Ils ont rappelé qu’en matière pénale, une infraction suppose deux éléments constitutifs : un élément matériel et un élément intentionnel. « Si l’un de ces éléments fait défaut, l’infraction n’existe pas », ont-ils expliqué. L’élément matériel du délit consiste à « prendre, recevoir ou conserver un intérêt dans une entreprise ou une opération ». Ils ont cité la professeure Michèle-Laure Rossat : « Prendre ou recevoir signifie percevoir le bénéfice d’une opération juridique, qu’il s’agisse d’une participation au capital d’une entreprise ou d’un contrat particulier ; conserver vise une personne devenue membre d’une administration publique tout en poursuivant ses activités économiques antérieures. » « Il n’y a rien de tout cela dans le dossier », ont-ils insisté, soulignant qu’« il n’y a eu ni passation de marché public, ni entreprise privée, ni opération lucrative » .
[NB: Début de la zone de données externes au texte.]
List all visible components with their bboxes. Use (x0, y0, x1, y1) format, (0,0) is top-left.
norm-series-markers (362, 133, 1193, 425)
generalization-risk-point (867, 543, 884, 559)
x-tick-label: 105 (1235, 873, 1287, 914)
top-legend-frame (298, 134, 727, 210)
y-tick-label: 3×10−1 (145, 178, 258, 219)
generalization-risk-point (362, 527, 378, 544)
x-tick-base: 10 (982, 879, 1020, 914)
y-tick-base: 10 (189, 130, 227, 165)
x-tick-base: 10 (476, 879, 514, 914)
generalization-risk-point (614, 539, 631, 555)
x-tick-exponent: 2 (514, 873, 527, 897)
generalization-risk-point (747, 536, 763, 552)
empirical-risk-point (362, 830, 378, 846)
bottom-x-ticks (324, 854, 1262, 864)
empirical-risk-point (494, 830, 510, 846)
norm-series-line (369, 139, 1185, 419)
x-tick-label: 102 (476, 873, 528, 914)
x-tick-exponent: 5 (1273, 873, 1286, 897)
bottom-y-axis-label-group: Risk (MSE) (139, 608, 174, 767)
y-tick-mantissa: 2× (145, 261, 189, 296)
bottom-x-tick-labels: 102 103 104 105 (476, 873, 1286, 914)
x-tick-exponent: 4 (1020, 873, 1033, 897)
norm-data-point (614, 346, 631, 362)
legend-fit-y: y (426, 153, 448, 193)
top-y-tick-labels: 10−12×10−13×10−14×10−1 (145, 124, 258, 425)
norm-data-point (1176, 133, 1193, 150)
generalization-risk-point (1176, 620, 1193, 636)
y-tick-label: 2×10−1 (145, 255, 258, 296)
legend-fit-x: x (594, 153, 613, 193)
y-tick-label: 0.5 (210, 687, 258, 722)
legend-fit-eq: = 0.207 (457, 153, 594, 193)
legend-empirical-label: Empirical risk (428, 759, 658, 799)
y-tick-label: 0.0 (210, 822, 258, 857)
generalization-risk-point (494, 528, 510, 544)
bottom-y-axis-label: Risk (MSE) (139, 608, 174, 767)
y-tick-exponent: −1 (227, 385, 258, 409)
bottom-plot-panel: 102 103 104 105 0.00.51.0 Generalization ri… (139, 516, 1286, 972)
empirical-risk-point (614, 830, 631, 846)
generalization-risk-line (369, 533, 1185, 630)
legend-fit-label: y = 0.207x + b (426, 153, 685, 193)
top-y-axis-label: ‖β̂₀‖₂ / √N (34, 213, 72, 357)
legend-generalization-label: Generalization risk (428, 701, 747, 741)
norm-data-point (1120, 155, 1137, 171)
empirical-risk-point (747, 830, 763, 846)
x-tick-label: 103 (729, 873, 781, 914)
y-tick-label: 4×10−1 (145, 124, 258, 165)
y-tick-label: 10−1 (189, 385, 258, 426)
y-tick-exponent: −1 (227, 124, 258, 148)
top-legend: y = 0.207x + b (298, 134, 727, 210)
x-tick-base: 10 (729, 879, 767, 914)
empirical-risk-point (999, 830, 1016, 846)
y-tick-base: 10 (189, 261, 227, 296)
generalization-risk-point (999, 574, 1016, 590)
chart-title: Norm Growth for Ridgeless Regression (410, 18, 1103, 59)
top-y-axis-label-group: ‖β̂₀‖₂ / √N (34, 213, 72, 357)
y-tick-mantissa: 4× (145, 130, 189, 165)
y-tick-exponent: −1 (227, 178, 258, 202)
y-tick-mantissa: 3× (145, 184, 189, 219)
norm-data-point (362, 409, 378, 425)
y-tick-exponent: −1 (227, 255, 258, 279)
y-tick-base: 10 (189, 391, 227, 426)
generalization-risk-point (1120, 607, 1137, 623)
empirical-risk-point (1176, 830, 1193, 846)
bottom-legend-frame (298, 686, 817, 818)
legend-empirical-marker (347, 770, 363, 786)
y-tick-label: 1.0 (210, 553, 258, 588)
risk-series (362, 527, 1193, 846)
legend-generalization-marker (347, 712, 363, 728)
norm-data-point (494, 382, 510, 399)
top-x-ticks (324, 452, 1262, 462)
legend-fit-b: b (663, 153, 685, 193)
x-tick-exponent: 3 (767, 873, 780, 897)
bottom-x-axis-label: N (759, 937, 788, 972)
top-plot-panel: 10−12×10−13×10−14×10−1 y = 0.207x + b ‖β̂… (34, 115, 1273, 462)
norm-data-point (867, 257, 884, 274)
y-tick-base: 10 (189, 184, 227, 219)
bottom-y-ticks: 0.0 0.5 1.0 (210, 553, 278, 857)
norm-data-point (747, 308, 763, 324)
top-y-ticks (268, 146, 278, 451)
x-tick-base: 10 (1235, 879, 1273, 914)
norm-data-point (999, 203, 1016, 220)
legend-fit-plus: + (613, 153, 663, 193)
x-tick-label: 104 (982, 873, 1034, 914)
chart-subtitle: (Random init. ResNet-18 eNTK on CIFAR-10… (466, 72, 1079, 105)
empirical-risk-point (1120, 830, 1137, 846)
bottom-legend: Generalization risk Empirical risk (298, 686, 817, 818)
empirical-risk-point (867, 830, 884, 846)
Les avocats ont précisé que pour établir une prise illégale d’intérêts, il faut démontrer l’existence de deux intérêts opposés (public et privé) et d’actes prohibés par la loi, ce qui n’est pas le cas ici. « Aucun intérêt n’était donc susceptible d’être pris, reçu ou conservé », ont-ils affirmé. « Dans l’espèce, il n’y a ni marché public, ni entreprise privée, ni opération commerciale, ni identification d’un intérêt personnel », ont-ils ajouté. Ils ont également souligné que l’élément intentionnel du délit — c’est-à-dire l’intention délibérée de tirer un profit — n’existe pas dans cette affaire .
Pour toutes ces raisons, la défense de Youri Latortue a demandé à la cour « d’infirmer l’ordonnance du juge Marthel Jean-Claude et de renvoyer l’ex-sénateur hors des liens de l’inculpation ».

La cour a mis l’affaire en continuation pour l’audience du mercredi 29 octobre 2025. À suivre.